Can we generate a review QR code inside Google for customers to scan? +
Yes — Google Business Profile generates a review QR code natively, with no third-party app. Put it on receipts, the counter or your window. We configure the QR and build the ask-for-review workflow around it: the timing, the wording, and who asks. Reviews collected this way are genuine — paid or incentivised reviews violate Google's policy.
A former employee or old agency owns our Google profile and won't hand it over. What can we do? +
Don't create a new listing — that splits your reviews and risks a duplicate suspension. File a Request Access on the existing profile; the current owner gets a set window to respond, and if they don't, Google can transfer control to you. We run the request and, as Google Product Experts, can escalate stalled cases — then add a second manager so you keep a backup owner.
Our Google Business Profile was hacked — someone changed our address, phone or name. What do we do? +
Hacked profiles have a dedicated ticket path, separate from suspension.

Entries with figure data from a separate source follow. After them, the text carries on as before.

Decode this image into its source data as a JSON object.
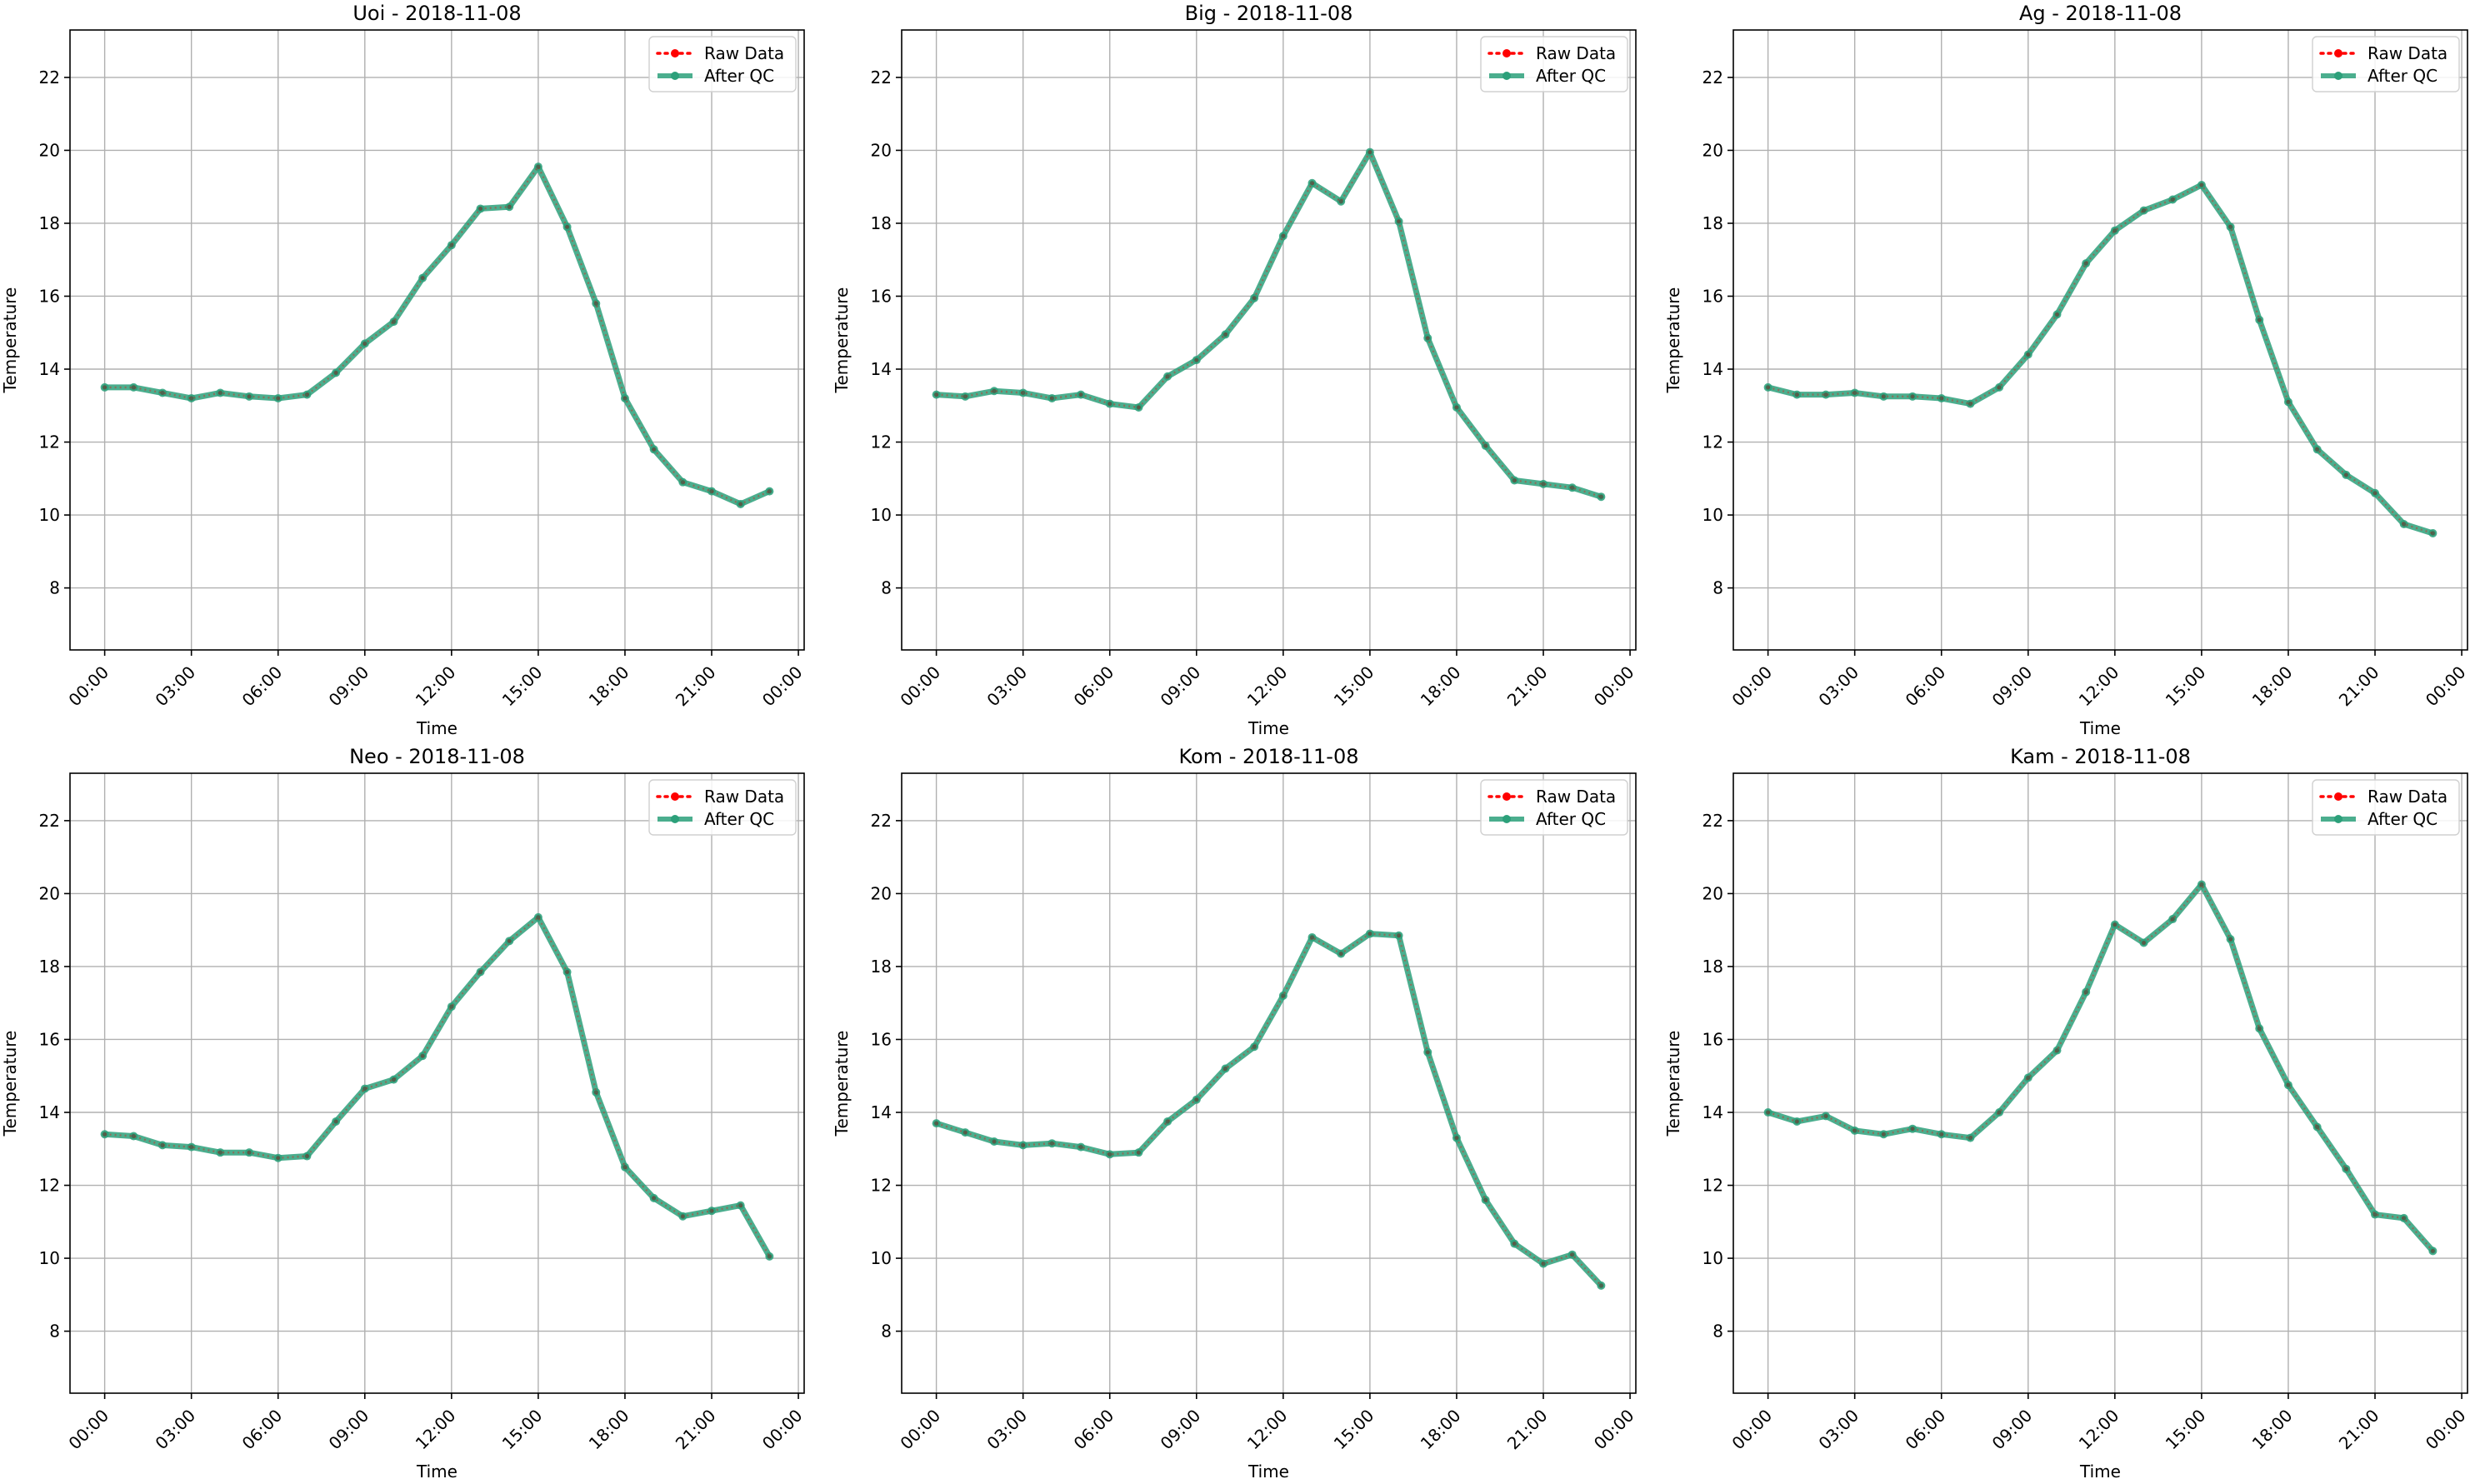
{
  "colors": {
    "raw": "#ff0000",
    "qc": "#2ca07a",
    "grid": "#b0b0b0",
    "axis": "#000000"
  },
  "chart_data": [
    {
      "type": "line",
      "title": "Uoi - 2018-11-08",
      "xlabel": "Time",
      "ylabel": "Temperature",
      "x_ticks": [
        "00:00",
        "03:00",
        "06:00",
        "09:00",
        "12:00",
        "15:00",
        "18:00",
        "21:00",
        "00:00"
      ],
      "y_ticks": [
        8,
        10,
        12,
        14,
        16,
        18,
        20,
        22
      ],
      "xlim": [
        -1.2,
        24.2
      ],
      "ylim": [
        6.3,
        23.3
      ],
      "grid": true,
      "legend": "top-right",
      "series": [
        {
          "name": "Raw Data",
          "style": "dotted",
          "values": [
            13.5,
            13.5,
            13.35,
            13.2,
            13.35,
            13.25,
            13.2,
            13.3,
            13.9,
            14.7,
            15.3,
            16.5,
            17.4,
            18.4,
            18.45,
            19.55,
            17.9,
            15.8,
            13.2,
            11.8,
            10.9,
            10.65,
            10.3,
            10.65
          ]
        },
        {
          "name": "After QC",
          "style": "solid",
          "values": [
            13.5,
            13.5,
            13.35,
            13.2,
            13.35,
            13.25,
            13.2,
            13.3,
            13.9,
            14.7,
            15.3,
            16.5,
            17.4,
            18.4,
            18.45,
            19.55,
            17.9,
            15.8,
            13.2,
            11.8,
            10.9,
            10.65,
            10.3,
            10.65
          ]
        }
      ]
    },
    {
      "type": "line",
      "title": "Big - 2018-11-08",
      "xlabel": "Time",
      "ylabel": "Temperature",
      "x_ticks": [
        "00:00",
        "03:00",
        "06:00",
        "09:00",
        "12:00",
        "15:00",
        "18:00",
        "21:00",
        "00:00"
      ],
      "y_ticks": [
        8,
        10,
        12,
        14,
        16,
        18,
        20,
        22
      ],
      "xlim": [
        -1.2,
        24.2
      ],
      "ylim": [
        6.3,
        23.3
      ],
      "grid": true,
      "legend": "top-right",
      "series": [
        {
          "name": "Raw Data",
          "style": "dotted",
          "values": [
            13.3,
            13.25,
            13.4,
            13.35,
            13.2,
            13.3,
            13.05,
            12.95,
            13.8,
            14.25,
            14.95,
            15.95,
            17.65,
            19.1,
            18.6,
            19.95,
            18.05,
            14.85,
            12.95,
            11.9,
            10.95,
            10.85,
            10.75,
            10.5
          ]
        },
        {
          "name": "After QC",
          "style": "solid",
          "values": [
            13.3,
            13.25,
            13.4,
            13.35,
            13.2,
            13.3,
            13.05,
            12.95,
            13.8,
            14.25,
            14.95,
            15.95,
            17.65,
            19.1,
            18.6,
            19.95,
            18.05,
            14.85,
            12.95,
            11.9,
            10.95,
            10.85,
            10.75,
            10.5
          ]
        }
      ]
    },
    {
      "type": "line",
      "title": "Ag - 2018-11-08",
      "xlabel": "Time",
      "ylabel": "Temperature",
      "x_ticks": [
        "00:00",
        "03:00",
        "06:00",
        "09:00",
        "12:00",
        "15:00",
        "18:00",
        "21:00",
        "00:00"
      ],
      "y_ticks": [
        8,
        10,
        12,
        14,
        16,
        18,
        20,
        22
      ],
      "xlim": [
        -1.2,
        24.2
      ],
      "ylim": [
        6.3,
        23.3
      ],
      "grid": true,
      "legend": "top-right",
      "series": [
        {
          "name": "Raw Data",
          "style": "dotted",
          "values": [
            13.5,
            13.3,
            13.3,
            13.35,
            13.25,
            13.25,
            13.2,
            13.05,
            13.5,
            14.4,
            15.5,
            16.9,
            17.8,
            18.35,
            18.65,
            19.05,
            17.9,
            15.35,
            13.1,
            11.8,
            11.1,
            10.6,
            9.75,
            9.5
          ]
        },
        {
          "name": "After QC",
          "style": "solid",
          "values": [
            13.5,
            13.3,
            13.3,
            13.35,
            13.25,
            13.25,
            13.2,
            13.05,
            13.5,
            14.4,
            15.5,
            16.9,
            17.8,
            18.35,
            18.65,
            19.05,
            17.9,
            15.35,
            13.1,
            11.8,
            11.1,
            10.6,
            9.75,
            9.5
          ]
        }
      ]
    },
    {
      "type": "line",
      "title": "Neo - 2018-11-08",
      "xlabel": "Time",
      "ylabel": "Temperature",
      "x_ticks": [
        "00:00",
        "03:00",
        "06:00",
        "09:00",
        "12:00",
        "15:00",
        "18:00",
        "21:00",
        "00:00"
      ],
      "y_ticks": [
        8,
        10,
        12,
        14,
        16,
        18,
        20,
        22
      ],
      "xlim": [
        -1.2,
        24.2
      ],
      "ylim": [
        6.3,
        23.3
      ],
      "grid": true,
      "legend": "top-right",
      "series": [
        {
          "name": "Raw Data",
          "style": "dotted",
          "values": [
            13.4,
            13.35,
            13.1,
            13.05,
            12.9,
            12.9,
            12.75,
            12.8,
            13.75,
            14.65,
            14.9,
            15.55,
            16.9,
            17.85,
            18.7,
            19.35,
            17.85,
            14.55,
            12.5,
            11.65,
            11.15,
            11.3,
            11.45,
            10.05
          ]
        },
        {
          "name": "After QC",
          "style": "solid",
          "values": [
            13.4,
            13.35,
            13.1,
            13.05,
            12.9,
            12.9,
            12.75,
            12.8,
            13.75,
            14.65,
            14.9,
            15.55,
            16.9,
            17.85,
            18.7,
            19.35,
            17.85,
            14.55,
            12.5,
            11.65,
            11.15,
            11.3,
            11.45,
            10.05
          ]
        }
      ]
    },
    {
      "type": "line",
      "title": "Kom - 2018-11-08",
      "xlabel": "Time",
      "ylabel": "Temperature",
      "x_ticks": [
        "00:00",
        "03:00",
        "06:00",
        "09:00",
        "12:00",
        "15:00",
        "18:00",
        "21:00",
        "00:00"
      ],
      "y_ticks": [
        8,
        10,
        12,
        14,
        16,
        18,
        20,
        22
      ],
      "xlim": [
        -1.2,
        24.2
      ],
      "ylim": [
        6.3,
        23.3
      ],
      "grid": true,
      "legend": "top-right",
      "series": [
        {
          "name": "Raw Data",
          "style": "dotted",
          "values": [
            13.7,
            13.45,
            13.2,
            13.1,
            13.15,
            13.05,
            12.85,
            12.9,
            13.75,
            14.35,
            15.2,
            15.8,
            17.2,
            18.8,
            18.35,
            18.9,
            18.85,
            15.65,
            13.3,
            11.6,
            10.4,
            9.85,
            10.1,
            9.25
          ]
        },
        {
          "name": "After QC",
          "style": "solid",
          "values": [
            13.7,
            13.45,
            13.2,
            13.1,
            13.15,
            13.05,
            12.85,
            12.9,
            13.75,
            14.35,
            15.2,
            15.8,
            17.2,
            18.8,
            18.35,
            18.9,
            18.85,
            15.65,
            13.3,
            11.6,
            10.4,
            9.85,
            10.1,
            9.25
          ]
        }
      ]
    },
    {
      "type": "line",
      "title": "Kam - 2018-11-08",
      "xlabel": "Time",
      "ylabel": "Temperature",
      "x_ticks": [
        "00:00",
        "03:00",
        "06:00",
        "09:00",
        "12:00",
        "15:00",
        "18:00",
        "21:00",
        "00:00"
      ],
      "y_ticks": [
        8,
        10,
        12,
        14,
        16,
        18,
        20,
        22
      ],
      "xlim": [
        -1.2,
        24.2
      ],
      "ylim": [
        6.3,
        23.3
      ],
      "grid": true,
      "legend": "top-right",
      "series": [
        {
          "name": "Raw Data",
          "style": "dotted",
          "values": [
            14.0,
            13.75,
            13.9,
            13.5,
            13.4,
            13.55,
            13.4,
            13.3,
            14.0,
            14.95,
            15.7,
            17.3,
            19.15,
            18.65,
            19.3,
            20.25,
            18.75,
            16.3,
            14.75,
            13.6,
            12.45,
            11.2,
            11.1,
            10.2
          ]
        },
        {
          "name": "After QC",
          "style": "solid",
          "values": [
            14.0,
            13.75,
            13.9,
            13.5,
            13.4,
            13.55,
            13.4,
            13.3,
            14.0,
            14.95,
            15.7,
            17.3,
            19.15,
            18.65,
            19.3,
            20.25,
            18.75,
            16.3,
            14.75,
            13.6,
            12.45,
            11.2,
            11.1,
            10.2
          ]
        }
      ]
    }
  ]
}
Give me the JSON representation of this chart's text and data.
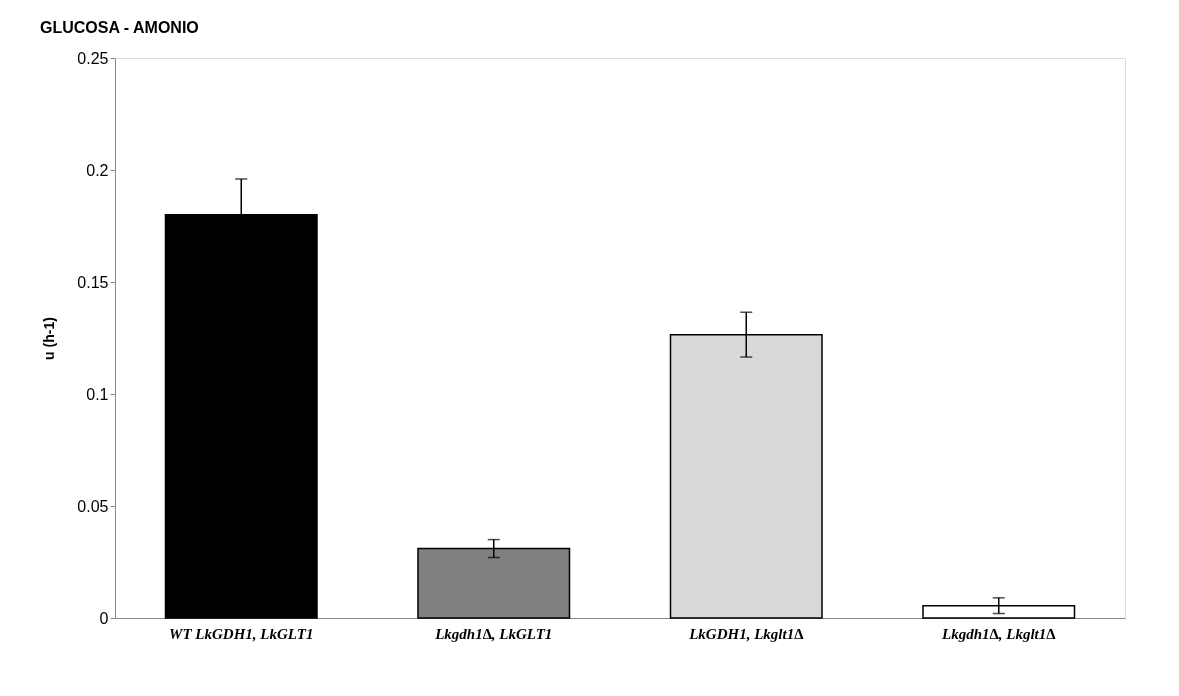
{
  "chart_data": {
    "type": "bar",
    "title": "GLUCOSA - AMONIO",
    "ylabel": "u (h-1)",
    "categories": [
      "WT LkGDH1, LkGLT1",
      "Lkgdh1∆, LkGLT1",
      "LkGDH1, Lkglt1∆",
      "Lkgdh1∆, Lkglt1∆"
    ],
    "values": [
      0.18,
      0.031,
      0.1265,
      0.0055
    ],
    "colors": [
      "#000000",
      "#808080",
      "#d9d9d9",
      "#ffffff"
    ],
    "errors": [
      0.016,
      0.004,
      0.01,
      0.0035
    ],
    "ylim": [
      0,
      0.25
    ],
    "yticks": [
      0,
      0.05,
      0.1,
      0.15,
      0.2,
      0.25
    ],
    "grid": false
  }
}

We secure the underlying Google account first, file the hacked-profile ticket to revert the unauthorised edits, then audit the manager list, remove unknown users and turn on two-step verification to reduce the chance of it happening again.
Google shows two listings for our business — a duplicate. How do we merge or remove one? +
Duplicates split your reviews and ranking signals across two profiles and can look like spam to Google's systems. There's a specific duplicate-listing ticket: we identify the canonical profile (usually the older one with more reviews), file to merge or remove the duplicate, and consolidate reviews where Google's policy allows. We never delete the canonical listing — that would erase its review history.
Someone is threatening to post bad reviews unless we pay. What do we do? +
Don't pay, and don't reply publicly in a way that confirms details. Google has a dedicated review-extortion report path, separate from normal review flagging — we file it and follow up. Document the threat in writing first; it's extortion in most jurisdictions, so keep records for any legal step. Reporting doesn't guarantee removal, but this is the correct channel.